Montello ((2004:41) menghubungkan jenis musik dengan aspek kecerdasan musik manusia, pertama, adalah musik badan, menurut ilmu pengetahuan dan falsafah yoga, terdapat lima tingkat fungsional yang membentang di seluruh spektrum kesadaran manusia. Dari yang paling kasar sampai yang paling halus, kesadaran itu meliputi tingkat badan fisik, badan energi/napas, pikiran, intuisi/intelek, dan kebahagiaan. Selanjutnya jenis musik energi, dimana mempengaruhi kekuatan untuk hidup. Menurut Gurdjieff dalam Montello (2004:73); Waktu adalah napas, Dunia napas/energi menyediakan hubungan antara material badan yang lebih padat dan dunia pikiran yang lebih halus. Menurut Hazrat Inayat Khan (1983:201), seorang ahli sufi, napas adalah hasil dari arus [yang] mengalir tidak hanya lewat badan, tetapi juga lewat semua bidang keberadaan manusia arus dari seluruh alam adalah napas sebenarnya itu adalah satu napas tetapi sekaligus banyak napas.
Sumber energi sebenarnya adalah kerangka getaran yang di seputarnya terbentuk badan fisik. Dalam teori Jenny tentang partikel besi lemah, tiba-tiba hidup dan mengatur diri menjadi pola orsinil ketika nada berneda yang bergetar menjadi bidang logam tempat mereka istirahat. Artinya jenis musik dengan nada gembira mampu mempersatukan partikel-partikel besi lemah tersebut menjadi bentuk indah yang tertata rapi.
Demikian pula, setiap jenis musik akan mempengaruhi sekitar kehidupan dan dinamika yang didekatnya sehingga membentuk sesuatu karena pengaruh getaran nada dan gelombang musik tersebut.

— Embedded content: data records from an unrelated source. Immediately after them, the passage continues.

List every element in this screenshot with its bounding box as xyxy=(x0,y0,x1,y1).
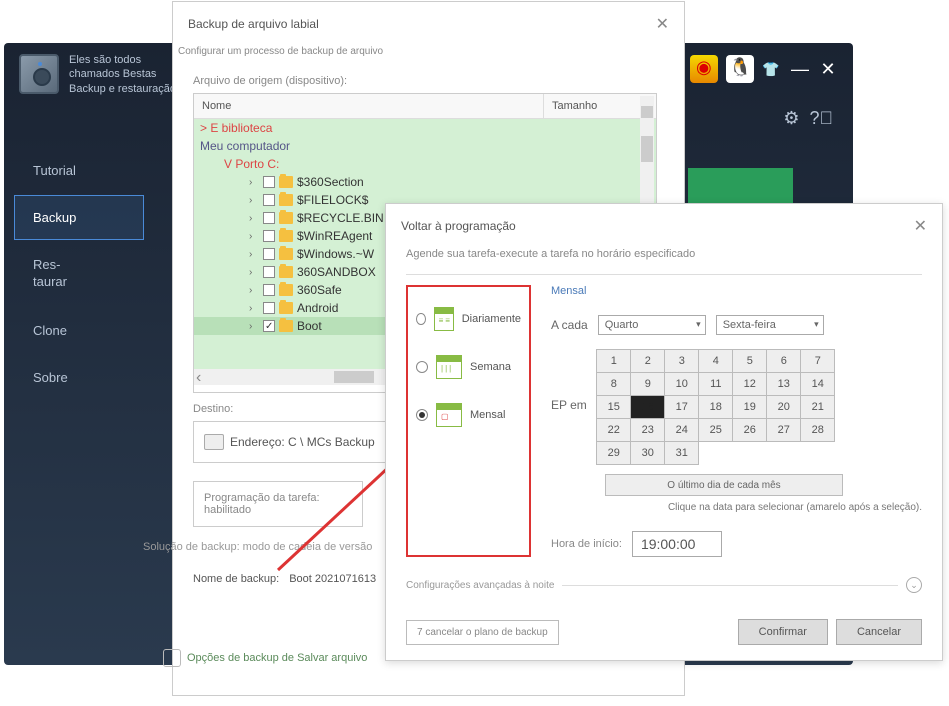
tree-drive-c[interactable]: V Porto C: xyxy=(194,155,656,173)
sidebar-backup[interactable]: Backup xyxy=(14,195,144,240)
chevron-down-icon[interactable]: ⌄ xyxy=(906,577,922,593)
dialog2-close-icon[interactable]: ✕ xyxy=(914,216,927,236)
folder-icon xyxy=(279,302,293,314)
advanced-label[interactable]: Configurações avançadas à noite xyxy=(406,580,554,591)
calendar-day-27[interactable]: 27 xyxy=(766,418,801,442)
sidebar-restore[interactable]: Res-taurar xyxy=(14,242,144,306)
cancel-plan-button[interactable]: 7 cancelar o plano de backup xyxy=(406,620,559,645)
disk-icon xyxy=(204,434,224,450)
freq-daily[interactable]: Diariamente xyxy=(412,295,525,343)
options-icon xyxy=(163,649,181,667)
calendar-day-8[interactable]: 8 xyxy=(596,372,631,396)
calendar-day-29[interactable]: 29 xyxy=(596,441,631,465)
calendar-day-19[interactable]: 19 xyxy=(732,395,767,419)
dialog1-close-icon[interactable]: ✕ xyxy=(656,14,669,34)
calendar-day-3[interactable]: 3 xyxy=(664,349,699,373)
calendar-day-25[interactable]: 25 xyxy=(698,418,733,442)
folder-icon xyxy=(279,266,293,278)
qq-icon[interactable] xyxy=(726,55,754,83)
each-label: A cada xyxy=(551,318,588,332)
calendar-day-24[interactable]: 24 xyxy=(664,418,699,442)
dest-path: Endereço: C \ MCs Backup xyxy=(230,435,375,449)
dialog2-subtitle: Agende sua tarefa-execute a tarefa no ho… xyxy=(406,248,922,260)
theme-icon[interactable] xyxy=(762,61,782,77)
cancel-button-2[interactable]: Cancelar xyxy=(836,619,922,645)
calendar-day-9[interactable]: 9 xyxy=(630,372,665,396)
task-schedule-box[interactable]: Programação da tarefa: habilitado xyxy=(193,481,363,527)
calendar-day-13[interactable]: 13 xyxy=(766,372,801,396)
col-name[interactable]: Nome xyxy=(194,94,544,118)
month-label: Mensal xyxy=(551,285,922,297)
name-label: Nome de backup: xyxy=(193,573,279,585)
ep-label: EP em xyxy=(551,398,587,412)
name-value: Boot 2021071613 xyxy=(289,573,376,585)
tree-item[interactable]: ›$360Section xyxy=(194,173,656,191)
calendar-day-18[interactable]: 18 xyxy=(698,395,733,419)
calendar-day-12[interactable]: 12 xyxy=(732,372,767,396)
last-day-button[interactable]: O último dia de cada mês xyxy=(605,474,843,496)
help-icon[interactable]: ?⃝ xyxy=(809,108,833,129)
settings-icon[interactable]: ⚙ xyxy=(783,108,799,129)
time-label: Hora de início: xyxy=(551,538,622,550)
folder-icon xyxy=(279,212,293,224)
tree-mycomputer[interactable]: Meu computador xyxy=(194,137,656,155)
folder-icon xyxy=(279,284,293,296)
calendar-day-30[interactable]: 30 xyxy=(630,441,665,465)
dialog1-subtitle: Configurar um processo de backup de arqu… xyxy=(178,46,664,65)
freq-weekly[interactable]: Semana xyxy=(412,343,525,391)
app-title-3: Backup e restauração xyxy=(69,82,176,96)
close-button[interactable]: ✕ xyxy=(818,59,838,80)
folder-icon xyxy=(279,230,293,242)
calendar-day-14[interactable]: 14 xyxy=(800,372,835,396)
dialog1-title: Backup de arquivo labial xyxy=(188,17,319,31)
sidebar: Tutorial Backup Res-taurar Clone Sobre xyxy=(14,148,144,402)
calendar-daily-icon xyxy=(434,307,454,331)
calendar-day-15[interactable]: 15 xyxy=(596,395,631,419)
folder-icon xyxy=(279,194,293,206)
ordinal-select[interactable]: Quarto xyxy=(598,315,706,335)
calendar-day-23[interactable]: 23 xyxy=(630,418,665,442)
weekday-select[interactable]: Sexta-feira xyxy=(716,315,824,335)
calendar-day-20[interactable]: 20 xyxy=(766,395,801,419)
calendar-day-16[interactable]: 16 xyxy=(630,395,665,419)
calendar-monthly-icon xyxy=(436,403,462,427)
sidebar-tutorial[interactable]: Tutorial xyxy=(14,148,144,193)
confirm-button[interactable]: Confirmar xyxy=(738,619,828,645)
calendar-day-2[interactable]: 2 xyxy=(630,349,665,373)
calendar-hint: Clique na data para selecionar (amarelo … xyxy=(551,502,922,513)
calendar-grid: 1234567891011121314151617181920212223242… xyxy=(597,349,835,464)
calendar-day-28[interactable]: 28 xyxy=(800,418,835,442)
sidebar-clone[interactable]: Clone xyxy=(14,308,144,353)
time-input[interactable]: 19:00:00 xyxy=(632,531,722,557)
calendar-day-5[interactable]: 5 xyxy=(732,349,767,373)
folder-icon xyxy=(279,248,293,260)
app-title-1: Eles são todos xyxy=(69,53,176,67)
folder-icon xyxy=(279,176,293,188)
calendar-day-7[interactable]: 7 xyxy=(800,349,835,373)
source-label: Arquivo de origem (dispositivo): xyxy=(193,75,664,87)
calendar-day-17[interactable]: 17 xyxy=(664,395,699,419)
sidebar-about[interactable]: Sobre xyxy=(14,355,144,400)
freq-monthly[interactable]: Mensal xyxy=(412,391,525,439)
weibo-icon[interactable] xyxy=(690,55,718,83)
dialog2-title: Voltar à programação xyxy=(401,219,516,233)
calendar-day-21[interactable]: 21 xyxy=(800,395,835,419)
calendar-day-31[interactable]: 31 xyxy=(664,441,699,465)
calendar-day-26[interactable]: 26 xyxy=(732,418,767,442)
minimize-button[interactable]: — xyxy=(790,59,810,80)
checkbox-checked[interactable] xyxy=(263,320,275,332)
calendar-day-11[interactable]: 11 xyxy=(698,372,733,396)
folder-icon xyxy=(279,320,293,332)
schedule-dialog: Voltar à programação ✕ Agende sua tarefa… xyxy=(385,203,943,661)
calendar-day-6[interactable]: 6 xyxy=(766,349,801,373)
tree-library[interactable]: > E biblioteca xyxy=(194,119,656,137)
calendar-day-22[interactable]: 22 xyxy=(596,418,631,442)
app-title-2: chamados Bestas xyxy=(69,67,176,81)
calendar-day-1[interactable]: 1 xyxy=(596,349,631,373)
calendar-weekly-icon xyxy=(436,355,462,379)
safe-icon xyxy=(19,54,59,94)
calendar-day-10[interactable]: 10 xyxy=(664,372,699,396)
frequency-box: Diariamente Semana Mensal xyxy=(406,285,531,557)
calendar-day-4[interactable]: 4 xyxy=(698,349,733,373)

Musik dapat bernilai karena termasuk seni yang mampu membangun keselarasan, keseimbangan dan keindahan peradaban manusia, dan mengapa seni musik disebut sebagai seni surgawi, sementara seni yang lain tidak disebut seperti itu? Yang jelas melihat Tuhan ada dalam semua jenis kesenian dan ilmu pengetahuan. Namun, hanya seorang musisi sufistik saja yang, mampu melihat Tuhan bebas dari segala bentuk dan pemikiran.
Dalam tiap kesenian yang lain terdapat nilai pengidolaan. Setiap pemikiran, setiap kata, memiliki bentuk nilai. Setiap kata dalam bentuk puisi membentuk sebuah gambar dalam pikiran, dan gambaran itu adalah nilai itu sendiri. Musik, tak lebih kecil nilai-nya dari gambaran Sang Kekasih, karena musik adalah gambaran Sang Kekasih. Maka jika seseorang menyukai musik karena ia mencintai Sang Kekasih itu, sekarang apakah Kekasih? Atau di mana Kekasih itu? Kekasih adalah yang menjadi sumber nilai dan tujuan kita. Apa yang kita lihat dari Kekasih di depan mata ragawi kita adalah keindahan yang ada di depan kita. Bagian dari Kekasih kita yang tidak berujud dalam mata kita adalah bentuk batiniah dari keindahan nilai yang diwahyukan Sang Kekasih kepada kita melalui Nabi Saw.
Oleh karenanya, karena keterbatasan manusia, ia tidak akan mampu melihat wujud Tuhan secara ragawi di dunia fana ini, jika ingin melihat Tuhan di dunia ini lihatlah Ia dalam bentuk kreasi-Nya dan seluruh ciptaan-Nya, sebab segala yang dicintai di dalam warna, baris dan bentuk, atau kepribadian segala yang dicintai dan bernilai adalah milik dari Keindahan sejati yang merupakan Kekasih seluruh makhluk. (Khan, 1996: 3-4).
Ketika menelusuri sesuatu yang menarik dalam keindahan ini, yang dilihat dalam semua bentuk, maka akan diketahui, bahwa ini adalah gerak keindahan yang menggambarkan betapa agungnya nilai musik itu. Segala bentuk sifat, bunga-bunga yang dibentuk dan diwarnai begitu sempurna, planet, bintang, bumi semuanya memberikan gagasan tentang keselarasan, tentang nilai musik.
Bila nilai musik diikuti dan dijiwai oleh para seniman musik (musisi), maka tidak diperlukan lagi nilai eksternal, suatu hari musik akan menjadi sarana mengekspresikan agama universal, walaupun memerlukan waktu, dan suatu ketika akan muncul bahwa musik dan falsafahnya menjadi agama manusia, sebagai konstatasi nilai efikasi musical terhadap pembinaan kepribadian sufistik/religi setiap insan.
Pengertian tentang nilai musik, menunjukkan bahwa musik berada pada kedalaman eksistensi manusia. Musik ada di balik karya seluruh alam semesta. Nilai musik bukan hanya objek terbesar kehidupan, namun juga kehidupan itu sendiri. (Khan, 1996: 15).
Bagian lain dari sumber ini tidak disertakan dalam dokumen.